The maximum sentence for serious injury by vehicle is 15 years in prison. However, the 10-year sentence was apparently agreed to by the district attorneys’ office (“DA”), the family of the victim and the defendant. Driving on the wrong side of the road on an interstate (in this case I-75) is so negligent that one wonders if it rises to the conscious indifference to the life and welfare of others which is one of the inquiry’s a civil court would make to help determine if punitive damages might be appropriate in a civil case under similar circumstances. While the public is convinced that juries routinely award massive sums as punitive damages. The truth is that punitive damages are very seldom awarded. Punitive damages are requested in approximately 1000 Georgia tort cases each year, but are awarded in only a small percentage of those cases. The law in Georgia limits punitive damages to a particular purpose: “Punitive damages shall be awarded not as compensation to a plaintiff but solely to punish, penalize, or deter a defendant.” The actual language in the Georgia code is found in O.C.G.A. Sec. 51-12-5.1(c) and says, “punitive damages may be awarded only in such tort actions in which it is proven by clear and convincing evidence that the defendant’s actions showed willful misconduct, malice, fraud, wantonness, oppression, or that entire want of care which would raise the presumption of conscious indifference to consequences.” O.C.G.A. Sec. 51-12-5.1(b). In most cases Georgia law caps punitive damages at $250,000. O.C.G.A. Sec. 51-12-5.1(g). However, punitive damages are not capped in two noteworthy instances: (1) where the jury finds that the defendant acted or failed to act “with the specific intent to cause harm,” and where (2) the defendant acted or failed to act under the influence of alcohol or drugs “to that degree that his or her judgment is substantially impaired,” but “such damages shall not be the liability of any defendant other than an active tortfeasor.” O.C.G.A. Sec. 51-12-5.1(f).

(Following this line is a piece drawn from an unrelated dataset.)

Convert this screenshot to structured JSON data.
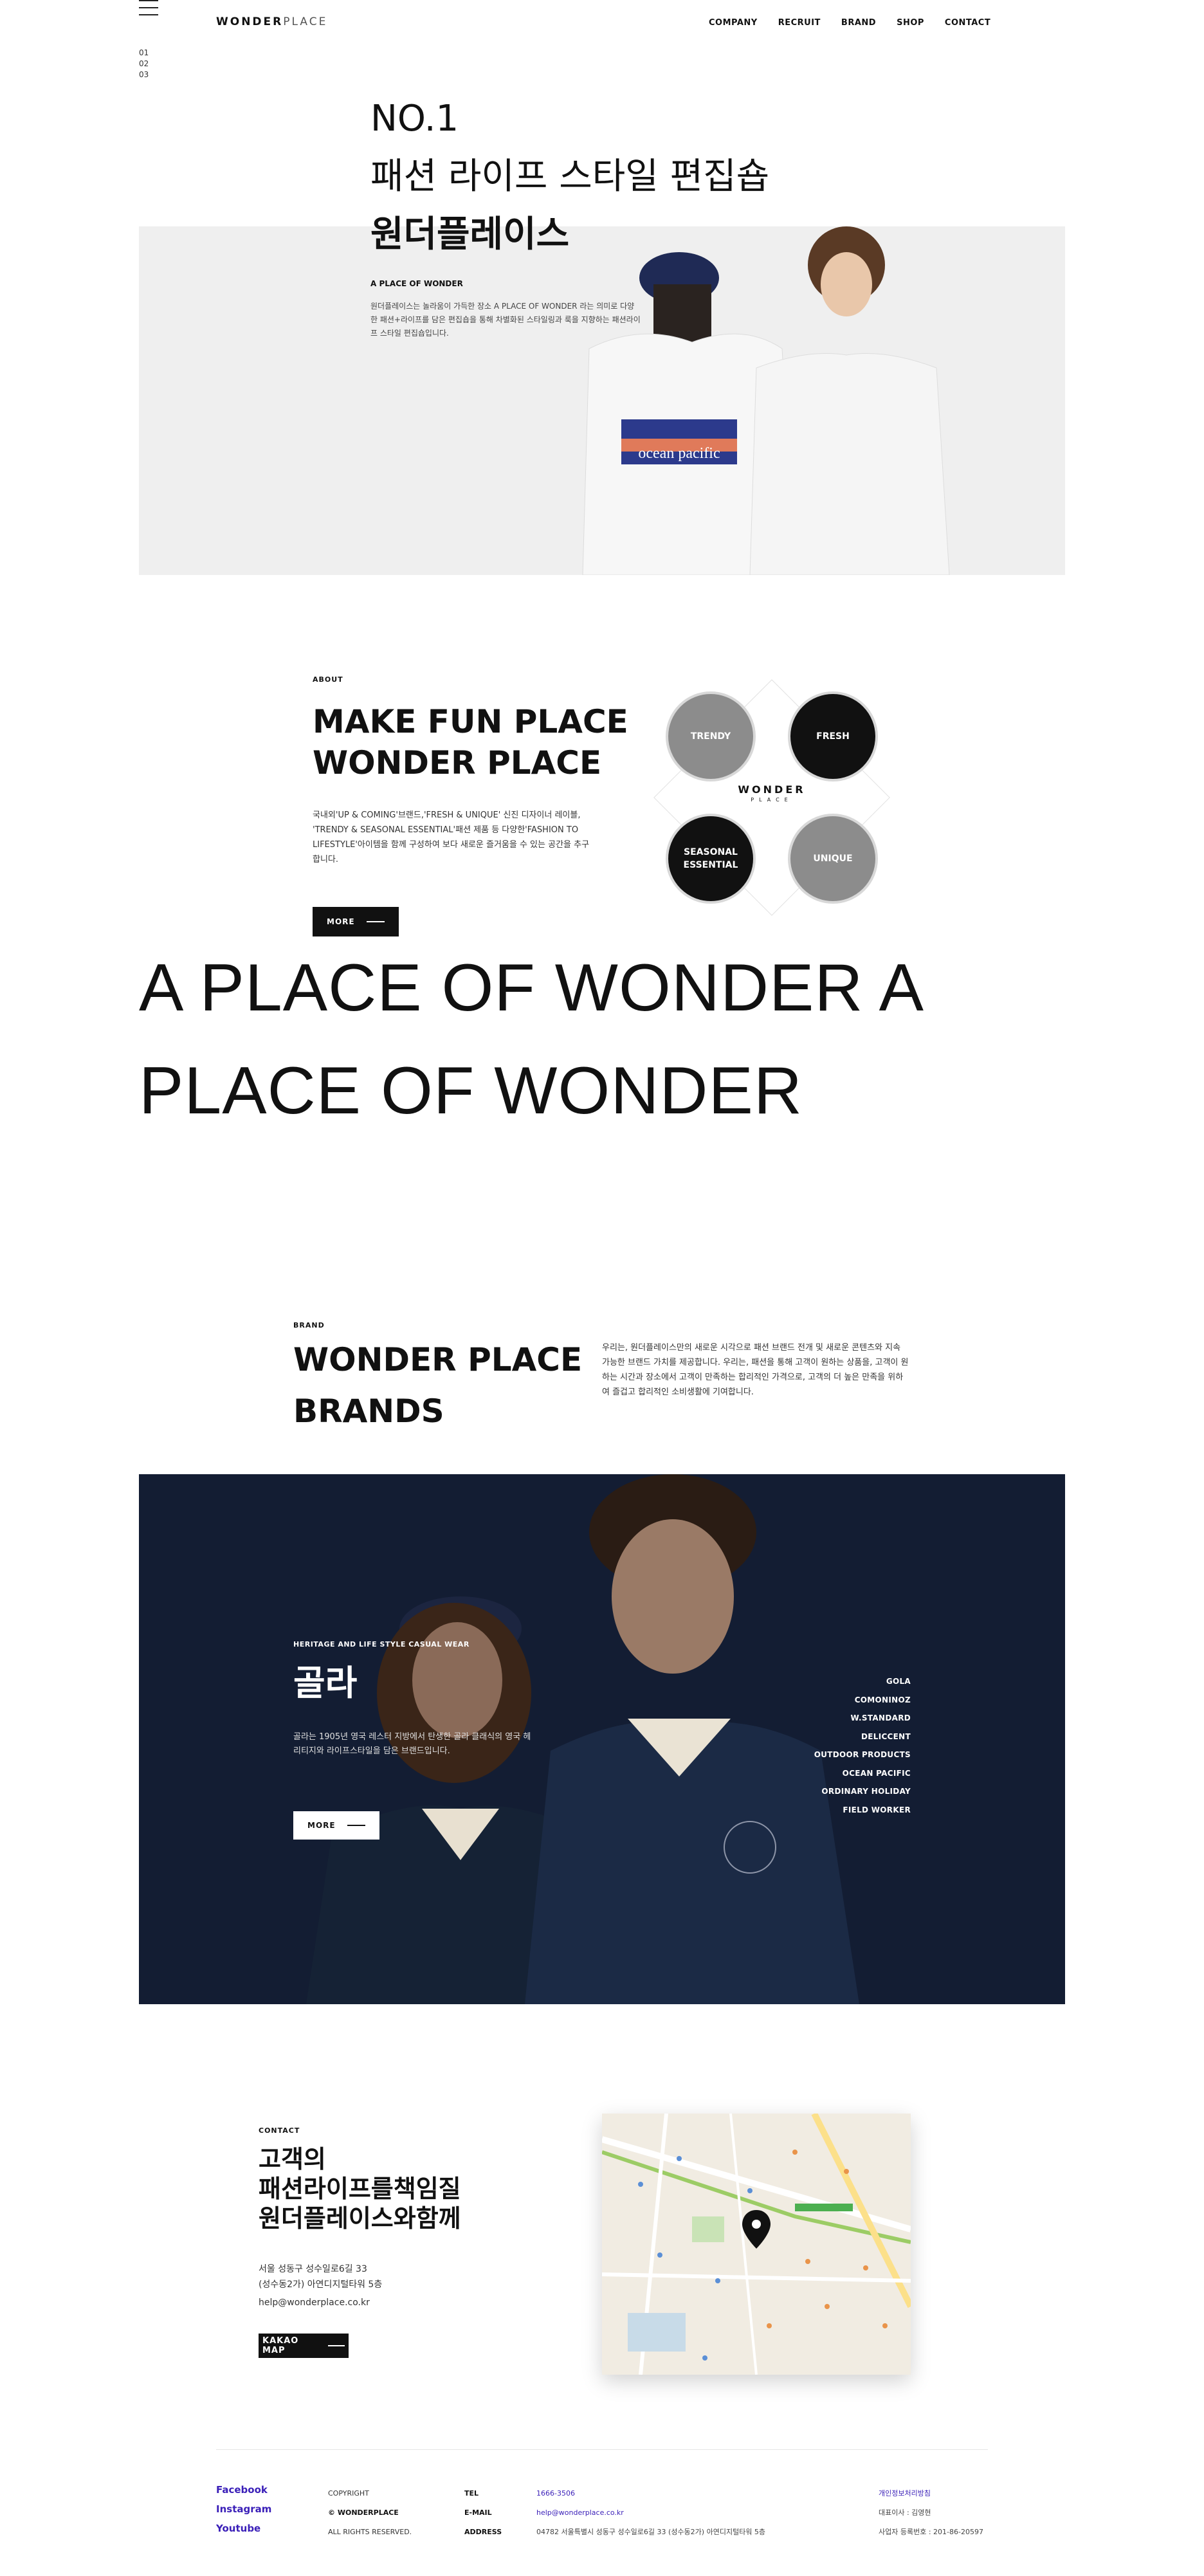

Attorney Robert J. Fleming has been handling wrongful death cases, automobile accident cases, personal injury cases, dental malpractice and medical malpractice lawsuits for individuals and families who have been harmed, injured or died as a result of the carelessness or negligence of another for more than 20 years in and around Atlanta, Georgia and its surrounding areas, including Alpharetta, Austell, Avondale Estates, Chamblee, College Park, Conyers, Duluth, Decatur, Doraville, Hapeville, Johns Creek, Jonesboro, Lawrenceville, Norcross, Peachtree City, Riverdale, Roswell, Sandy Springs, Stone Mountain, and Smyrna. If you have been seriously injured and would like quality legal representation, contact Robert J. Fleming directly on (404) 525-5150 or contact us online.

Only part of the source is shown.